El expresidente Evo Morales hizo dibujo libre con el tema de la reelección en Bolivia, en complicidad con la Asamblea Legislativa Plurinacional (ALP) de mayoría del MAS y los magistrados del Tribunal Constitucional Plurinacional (TCP) (2012-2018). Logró la modificación de la Constitución para habilitarse a una segunda reelección en 2014 cuando ya había gobernado dos periodos continuos, 2005-2009 y 2009-2014. Se habilitó para las elecciones de 2019, prácticamente en una tercera reelección pero no llegó a gobernar por una denuncia de fraude que anuló las elecciones.
La sentencia constitucional 0007/2025, de 13 de mayo, dejó sentado de que una persona puede ser presidente o vicepresidente solamente por dos periodos, cada uno de cinco años, de forma continua o discontinua. Con esta decisión, ratificó la voluntad del constituyente que en el artículo 168 de la Constitución Política del Estado (CPE) estableció el periodo de mandato del presidente o vicepresidente por cinco años y que pueden ser reelectos por una sola vez de manera continua. Siendo esta la primera reforma sobre la reelección presidencial.
Además, esta sentencia determinó que el cómputo de la reelección debe hacerse a partir del primer mandato previo a la reforma constitucional, es decir, para Evo Morales y Álvaro García Linera, desde el 2005, y que el derecho político a la reelección para ambos ya se dio el 2009. “Por lo que constitucionalmente (Evo y Álvaro) no estaban habilitados para una nueva reelección en el 2014”, según los argumentos en la sentencia 0007/2025.
CAMINO DE LA REELECCIÓN
Para beneficiarse con tres reelecciones, Evo Morales apeló a varias modificaciones de las normas y de la propia Constitución pese a las protestas de la oposición.

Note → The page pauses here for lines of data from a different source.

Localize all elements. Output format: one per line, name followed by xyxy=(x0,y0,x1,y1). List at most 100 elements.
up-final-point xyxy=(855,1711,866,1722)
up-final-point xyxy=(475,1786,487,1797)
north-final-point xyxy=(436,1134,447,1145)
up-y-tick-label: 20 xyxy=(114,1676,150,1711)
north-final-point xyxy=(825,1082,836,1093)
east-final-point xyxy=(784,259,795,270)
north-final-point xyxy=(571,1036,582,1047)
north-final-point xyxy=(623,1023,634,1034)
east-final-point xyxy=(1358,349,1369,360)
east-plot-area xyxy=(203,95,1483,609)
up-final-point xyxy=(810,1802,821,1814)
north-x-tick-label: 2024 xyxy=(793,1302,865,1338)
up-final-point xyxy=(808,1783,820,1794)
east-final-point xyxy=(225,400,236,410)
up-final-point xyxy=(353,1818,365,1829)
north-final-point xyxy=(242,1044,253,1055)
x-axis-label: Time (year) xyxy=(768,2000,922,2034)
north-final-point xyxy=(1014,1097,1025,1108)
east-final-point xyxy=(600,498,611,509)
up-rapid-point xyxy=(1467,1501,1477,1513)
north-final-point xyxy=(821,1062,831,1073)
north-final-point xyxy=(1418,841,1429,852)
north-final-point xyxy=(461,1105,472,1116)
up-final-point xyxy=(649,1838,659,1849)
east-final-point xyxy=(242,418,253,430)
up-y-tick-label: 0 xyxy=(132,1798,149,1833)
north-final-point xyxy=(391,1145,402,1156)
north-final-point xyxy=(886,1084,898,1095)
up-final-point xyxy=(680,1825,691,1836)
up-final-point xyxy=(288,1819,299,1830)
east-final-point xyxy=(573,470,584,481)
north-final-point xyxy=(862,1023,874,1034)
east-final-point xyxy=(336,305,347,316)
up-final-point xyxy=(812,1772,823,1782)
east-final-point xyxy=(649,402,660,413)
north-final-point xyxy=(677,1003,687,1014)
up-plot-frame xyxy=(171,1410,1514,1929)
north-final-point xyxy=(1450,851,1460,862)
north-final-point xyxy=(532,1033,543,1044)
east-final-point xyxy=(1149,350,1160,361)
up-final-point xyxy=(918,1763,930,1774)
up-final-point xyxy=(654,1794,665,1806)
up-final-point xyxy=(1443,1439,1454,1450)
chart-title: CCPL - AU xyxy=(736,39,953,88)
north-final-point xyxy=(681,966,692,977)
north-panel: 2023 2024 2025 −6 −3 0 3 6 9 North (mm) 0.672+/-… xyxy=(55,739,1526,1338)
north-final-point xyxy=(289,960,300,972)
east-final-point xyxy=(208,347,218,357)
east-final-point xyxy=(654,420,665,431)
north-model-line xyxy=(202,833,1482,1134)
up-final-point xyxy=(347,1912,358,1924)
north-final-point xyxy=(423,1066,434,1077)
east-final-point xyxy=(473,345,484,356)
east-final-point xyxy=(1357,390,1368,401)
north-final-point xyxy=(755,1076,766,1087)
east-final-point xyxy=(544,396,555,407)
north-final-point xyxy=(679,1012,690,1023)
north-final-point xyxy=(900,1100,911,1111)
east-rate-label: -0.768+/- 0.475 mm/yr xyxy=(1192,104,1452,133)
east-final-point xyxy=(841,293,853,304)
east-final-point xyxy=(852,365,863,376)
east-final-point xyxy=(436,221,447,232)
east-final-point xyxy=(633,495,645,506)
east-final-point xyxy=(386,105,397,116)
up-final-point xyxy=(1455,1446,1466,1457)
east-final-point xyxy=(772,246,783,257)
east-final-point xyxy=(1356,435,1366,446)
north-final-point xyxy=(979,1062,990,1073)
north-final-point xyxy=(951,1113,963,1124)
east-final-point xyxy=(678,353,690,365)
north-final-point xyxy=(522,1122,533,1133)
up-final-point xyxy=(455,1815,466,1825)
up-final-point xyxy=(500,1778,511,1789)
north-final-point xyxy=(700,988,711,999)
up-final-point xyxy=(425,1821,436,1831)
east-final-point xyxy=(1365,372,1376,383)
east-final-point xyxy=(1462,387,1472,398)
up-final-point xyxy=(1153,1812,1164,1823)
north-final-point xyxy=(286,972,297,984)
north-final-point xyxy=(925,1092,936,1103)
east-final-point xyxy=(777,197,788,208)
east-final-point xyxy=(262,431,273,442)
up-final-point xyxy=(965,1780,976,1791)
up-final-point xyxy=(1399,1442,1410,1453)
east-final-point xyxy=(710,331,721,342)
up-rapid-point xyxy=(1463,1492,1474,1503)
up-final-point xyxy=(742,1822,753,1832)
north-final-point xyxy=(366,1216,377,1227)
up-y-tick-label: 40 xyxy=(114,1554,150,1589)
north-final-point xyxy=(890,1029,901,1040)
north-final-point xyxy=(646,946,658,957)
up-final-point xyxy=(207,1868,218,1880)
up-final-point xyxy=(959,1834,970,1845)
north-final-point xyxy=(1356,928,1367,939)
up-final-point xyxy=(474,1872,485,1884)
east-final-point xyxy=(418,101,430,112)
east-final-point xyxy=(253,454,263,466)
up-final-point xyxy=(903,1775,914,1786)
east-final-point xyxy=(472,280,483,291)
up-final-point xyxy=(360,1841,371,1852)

El exmagistrado del Tribunal Constitucional José Antonio Rivera señaló que la Declaración Constitucional 003/2013, de 25 de abril, fue el inicio para encaminar una segunda reelección de Evo Morales y Álvaro García Linera (en los hechos era la tercera reelección porque la sentencia 0007/2025 computa el primer periodo el 2005-2009).
Con este fallo firmado por siete de nueve magistrados (excepto Gualberto Cusi y Rosario Chanez que se excusaron), el MAS logró habilitar a Evo para las elecciones de 2014 alegando una segunda reelección. No contento con tres mandatos, intentó modificar el artículo 168 de la CPE que establece “la reelección por una sola vez de manera continua” para nuevamente postularse el 2019.
Primero acudió al soberano convocando a un referéndum el 21 de febrero de 2016 y el pueblo le dijo No a la modificación de la norma suprema; dos días después, el 24, Evo apareció para decir que va a respetar los resultados de la consulta.
Sin embargo, su promesa de respetar el resultado del referéndum del 21F no se cumplió, el MAS optó por otra vía para insistir en la postulación de su líder, entonces nuevamente recurrió al TCP, con una acción de inconstitucionalidad para solicitar una interpretación constitucional basada en el “Pacto de San José” de Costa Rica. El TCP, el 28 de noviembre de 2017, a través de la sentencia 084/2017, allanó el camino para que Evo y las demás autoridades electas del país (todas del MAS) puedan buscar la reelección al cargo sin límites, porque la reelección era un “derecho humano”.
En criterio del exmagistrado Rivera esta decisión “condujo a una grave crisis en 2019 que casi nos lleva a perder la democracia, pero felizmente al final del camino se tuvo una salida democrática”.
REFERENTE
Para la abogada constitucionalista Gabriela Sauma, la Opinión Consultiva (OC) 28/2021 de la Corte IDH es el referente para entender si procede o no la reelección discontinua tal como pretenden hacer prevalecer los abogados de Evo Morales. “La OC ha sentado precedente en sentido de que no es posible la reelección por más de dos mandatos consecutivos, esa es la prohibición que emerge de la Corte IDH”, sostuvo.